Ik wil toch een bedenking uiten. Het is goed dat die audit is gebeurd en dat die een aantal pijnpunten heeft blootgelegd. Die pijnpunten gaan vooral over het interbestuurlijke aspect, over de samenwerking tussen de verschillende actoren, die naast elkaar werken. Ik hoop dat u in die acties en die hervorming ook op die pijnpunten inspeelt. Het is belangrijk dat het systeem werkt. Het is een goed initiatief om iets te doen aan die leegstaande en verwaarloosde bedrijfsruimten en daar beleid rond te voeren. Het is ook een breed gedragen initiatief in het parlement. Maar dan is het inderdaad belangrijk dat alle actoren mooi op elkaar afgestemd zijn.
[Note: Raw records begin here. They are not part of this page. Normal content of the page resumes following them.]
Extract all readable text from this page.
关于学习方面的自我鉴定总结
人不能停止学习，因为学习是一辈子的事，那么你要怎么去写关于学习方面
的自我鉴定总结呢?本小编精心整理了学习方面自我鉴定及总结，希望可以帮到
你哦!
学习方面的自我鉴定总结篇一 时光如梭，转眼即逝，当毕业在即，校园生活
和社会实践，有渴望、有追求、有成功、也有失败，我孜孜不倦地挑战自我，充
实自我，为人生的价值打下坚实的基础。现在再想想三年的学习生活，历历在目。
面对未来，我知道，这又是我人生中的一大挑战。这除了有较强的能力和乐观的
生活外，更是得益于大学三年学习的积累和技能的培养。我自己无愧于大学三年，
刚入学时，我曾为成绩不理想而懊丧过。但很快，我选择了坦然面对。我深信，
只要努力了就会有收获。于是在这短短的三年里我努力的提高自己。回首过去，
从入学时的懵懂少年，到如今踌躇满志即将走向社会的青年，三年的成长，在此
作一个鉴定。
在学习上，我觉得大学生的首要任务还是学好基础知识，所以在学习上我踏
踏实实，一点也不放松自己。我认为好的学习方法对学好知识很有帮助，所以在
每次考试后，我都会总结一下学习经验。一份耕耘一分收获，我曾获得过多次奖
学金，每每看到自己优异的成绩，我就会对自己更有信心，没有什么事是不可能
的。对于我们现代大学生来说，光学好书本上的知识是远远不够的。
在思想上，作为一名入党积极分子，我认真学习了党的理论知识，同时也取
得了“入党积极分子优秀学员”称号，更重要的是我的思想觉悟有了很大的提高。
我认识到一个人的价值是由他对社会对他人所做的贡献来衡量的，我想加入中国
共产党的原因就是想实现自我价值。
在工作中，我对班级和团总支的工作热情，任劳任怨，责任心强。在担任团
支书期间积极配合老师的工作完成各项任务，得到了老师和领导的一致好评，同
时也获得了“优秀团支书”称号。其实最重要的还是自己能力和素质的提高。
Minister, het is inderdaad goed dat er grondig wordt nagedacht over de werking van dit systeem. Ik heb gezien dat dat ook zal gebeuren. Maar ik hoop wel dat het niet al te eenzijdig gebeurt. Want ik lees in het rapport toch ook een heel duidelijke kritiek naar de Vlaamse overheid zelf en het departement. Daarbij wordt er letterlijk gezegd dat het Vlaamse bestuursniveau, het beleid en de regelgeving te weinig uitdragen, dat de communicatie naar de lokale besturen minimaal is en dat er geen ondersteuning en weinig stimulans is. Ik krijg dan ook een beetje het gevoel dat het Vlaamse bestuursniveau zelf de voorbije jaren dat hele systeem van leegstand en het aanpakken van leegstaande bedrijfsgebouwen niet altijd prioritair en even serieus heeft genomen.
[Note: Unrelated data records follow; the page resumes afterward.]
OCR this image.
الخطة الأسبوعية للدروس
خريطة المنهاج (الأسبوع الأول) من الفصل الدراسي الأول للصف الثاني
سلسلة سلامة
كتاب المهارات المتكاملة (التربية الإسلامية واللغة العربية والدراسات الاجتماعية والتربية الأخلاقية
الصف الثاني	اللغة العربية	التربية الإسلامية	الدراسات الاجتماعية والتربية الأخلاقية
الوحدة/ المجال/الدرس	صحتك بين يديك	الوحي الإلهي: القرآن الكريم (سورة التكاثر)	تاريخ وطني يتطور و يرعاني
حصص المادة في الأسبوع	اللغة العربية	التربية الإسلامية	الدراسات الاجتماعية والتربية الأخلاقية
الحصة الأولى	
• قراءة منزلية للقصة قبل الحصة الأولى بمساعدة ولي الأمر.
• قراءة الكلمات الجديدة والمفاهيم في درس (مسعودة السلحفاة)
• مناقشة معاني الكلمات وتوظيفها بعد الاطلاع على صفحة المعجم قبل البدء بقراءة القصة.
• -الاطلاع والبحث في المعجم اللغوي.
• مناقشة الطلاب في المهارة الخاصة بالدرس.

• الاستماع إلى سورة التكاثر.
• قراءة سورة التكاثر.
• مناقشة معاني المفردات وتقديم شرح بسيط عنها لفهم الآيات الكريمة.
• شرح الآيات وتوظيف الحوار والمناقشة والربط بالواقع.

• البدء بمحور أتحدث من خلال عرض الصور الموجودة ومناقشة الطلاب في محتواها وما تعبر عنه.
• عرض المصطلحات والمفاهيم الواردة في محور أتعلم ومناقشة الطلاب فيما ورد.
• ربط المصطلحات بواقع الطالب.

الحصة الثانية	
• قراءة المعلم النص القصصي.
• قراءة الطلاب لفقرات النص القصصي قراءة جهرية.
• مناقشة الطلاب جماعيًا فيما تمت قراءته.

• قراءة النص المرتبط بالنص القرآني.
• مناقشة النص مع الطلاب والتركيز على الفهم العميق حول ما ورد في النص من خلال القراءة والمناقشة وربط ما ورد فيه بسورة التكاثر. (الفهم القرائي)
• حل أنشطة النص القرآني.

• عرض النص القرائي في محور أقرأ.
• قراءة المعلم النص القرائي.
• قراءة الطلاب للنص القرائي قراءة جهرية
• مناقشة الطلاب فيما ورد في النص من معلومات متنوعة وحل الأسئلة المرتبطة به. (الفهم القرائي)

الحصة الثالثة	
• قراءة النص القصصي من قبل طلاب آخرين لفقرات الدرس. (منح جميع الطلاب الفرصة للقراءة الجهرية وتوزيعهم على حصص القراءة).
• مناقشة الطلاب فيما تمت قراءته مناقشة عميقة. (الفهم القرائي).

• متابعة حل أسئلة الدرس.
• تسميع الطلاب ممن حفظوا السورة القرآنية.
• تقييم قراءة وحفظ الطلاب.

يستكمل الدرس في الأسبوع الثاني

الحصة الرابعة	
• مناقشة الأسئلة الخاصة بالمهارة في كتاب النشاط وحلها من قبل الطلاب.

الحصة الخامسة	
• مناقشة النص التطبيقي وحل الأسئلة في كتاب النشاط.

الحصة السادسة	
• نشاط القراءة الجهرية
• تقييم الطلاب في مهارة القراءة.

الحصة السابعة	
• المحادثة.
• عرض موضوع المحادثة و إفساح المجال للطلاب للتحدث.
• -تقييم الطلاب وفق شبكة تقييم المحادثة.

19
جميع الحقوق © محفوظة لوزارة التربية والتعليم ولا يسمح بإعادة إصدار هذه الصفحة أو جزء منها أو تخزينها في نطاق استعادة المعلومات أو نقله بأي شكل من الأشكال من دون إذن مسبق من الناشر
Ik herinner me dat we een maand geleden rond het Leegstandsdecreet hebben vastgesteld dat de uitgaven eerder worden aangepast aan de opbrengst van de heffingen dan omgekeerd. Ik heb dan ook heel erg de indruk dat er nog een tandje moet worden bij gestoken in de manier waarop de Vlaamse overheid dit systeem ernstig neemt en erin gelooft als een manier om er inderdaad voor te zorgen dat we leegstaande en verwaarloosde gebouwen kunnen hergebruiken in plaats van nieuwe gronden te blijven aansnijden. Ik wil er dus toe oproepen om het vanuit dat perspectief te doen en niet alleen te stellen dat lokale besturen te weinig doen. Het ene hangt samen met het andere. Als je de verantwoordelijkheid aan de lokale besturen wilt doorsturen, moet je ook duidelijk maken dat je het zelf serieus neemt en er middelen naast leggen, zowel financieel als praktisch, om dat ook echt goed te doen.
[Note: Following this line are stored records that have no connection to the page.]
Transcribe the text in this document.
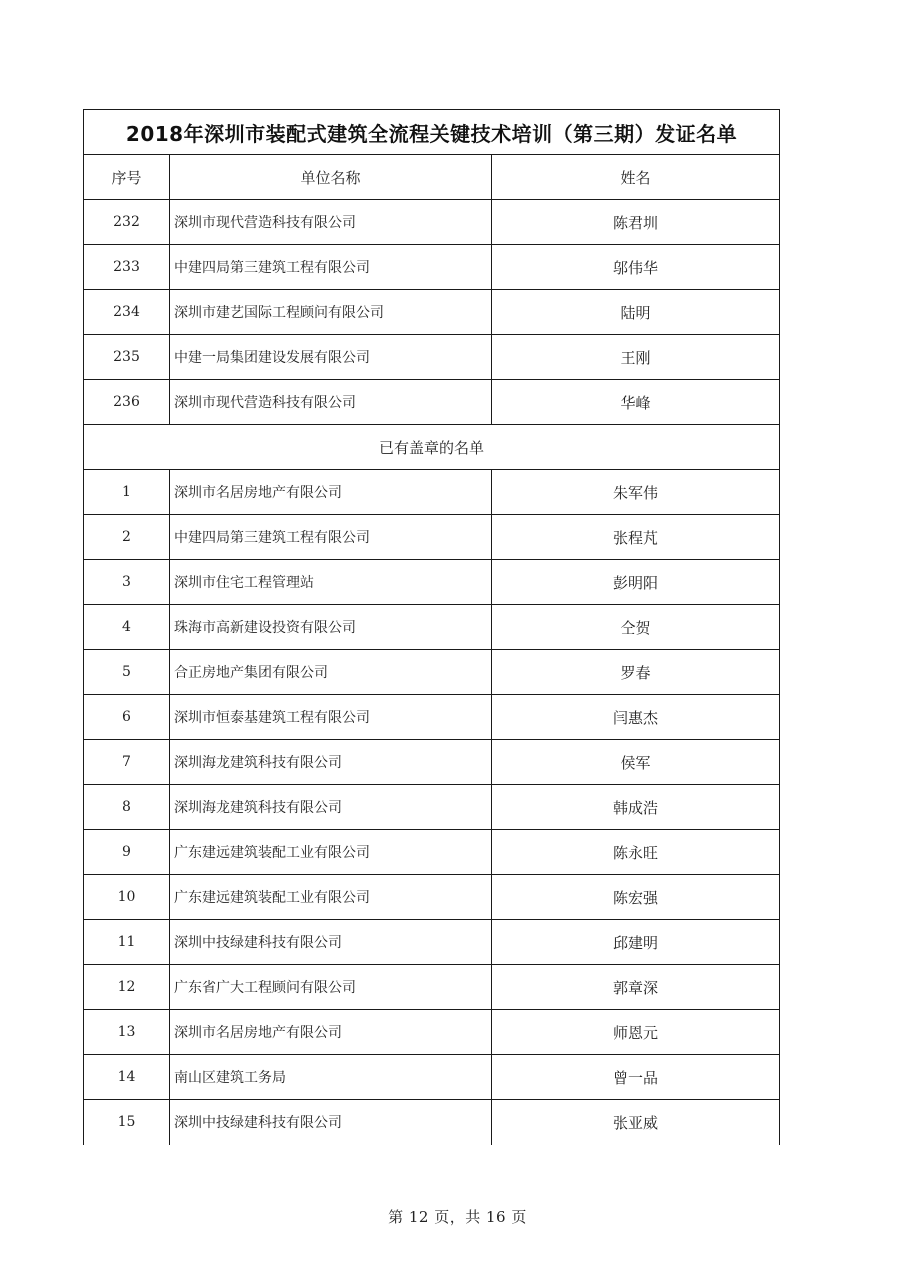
2018年深圳市装配式建筑全流程关键技术培训（第三期）发证名单		
序号	单位名称	姓名
232	深圳市现代营造科技有限公司	陈君圳
233	中建四局第三建筑工程有限公司	邬伟华
234	深圳市建艺国际工程顾问有限公司	陆明
235	中建一局集团建设发展有限公司	王刚
236	深圳市现代营造科技有限公司	华峰
已有盖章的名单		
1	深圳市名居房地产有限公司	朱军伟
2	中建四局第三建筑工程有限公司	张程芃
3	深圳市住宅工程管理站	彭明阳
4	珠海市高新建设投资有限公司	仝贺
5	合正房地产集团有限公司	罗春
6	深圳市恒泰基建筑工程有限公司	闫惠杰
7	深圳海龙建筑科技有限公司	侯军
8	深圳海龙建筑科技有限公司	韩成浩
9	广东建远建筑装配工业有限公司	陈永旺
10	广东建远建筑装配工业有限公司	陈宏强
11	深圳中技绿建科技有限公司	邱建明
12	广东省广大工程顾问有限公司	郭章深
13	深圳市名居房地产有限公司	师恩元
14	南山区建筑工务局	曾一品
15	深圳中技绿建科技有限公司	张亚威
第 12 页，共 16 页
Minister Demir heeft het woord.
Collega Tobback, u hebt een teer punt aangeraakt. Dat klopt inderdaad. Daarom doen we deze oefening niet alleen. Ik vind het heel belangrijk dat we de lokale besturen meenemen. Dat wil ik zeker meegeven. Daarom is mijn departement momenteel samen met VLABEL in overleg met de VVSG. Als we de regelgeving of wat dan ook moeten aanpassen, zullen zij mee aan tafel zitten. Op die manier kunnen we tot een goede aanpassing komen.
Het gaat inderdaad om een decreet uit 1985, dat weinig mee geëvolueerd is op het vlak van de digitalisering. We hebben ondertussen ook heel wat informatie beschikbaar op het Vlaams niveau, zoals de vergunning voor vernieuwing via het Omgevingsloket. De regelgeving voorziet echter nog altijd dat dit door de aanvrager analoog moet worden bezorgd. Het zijn zulke zaken die toch wel goed moeten worden aangepakt. Het is in ieder geval heel belangrijk dat we die lokale besturen meenemen in het hele traject.
De tijd gaat snel. Maar het decreet was van 1995 en niet van 1985. We worden al snel genoeg oud, minister.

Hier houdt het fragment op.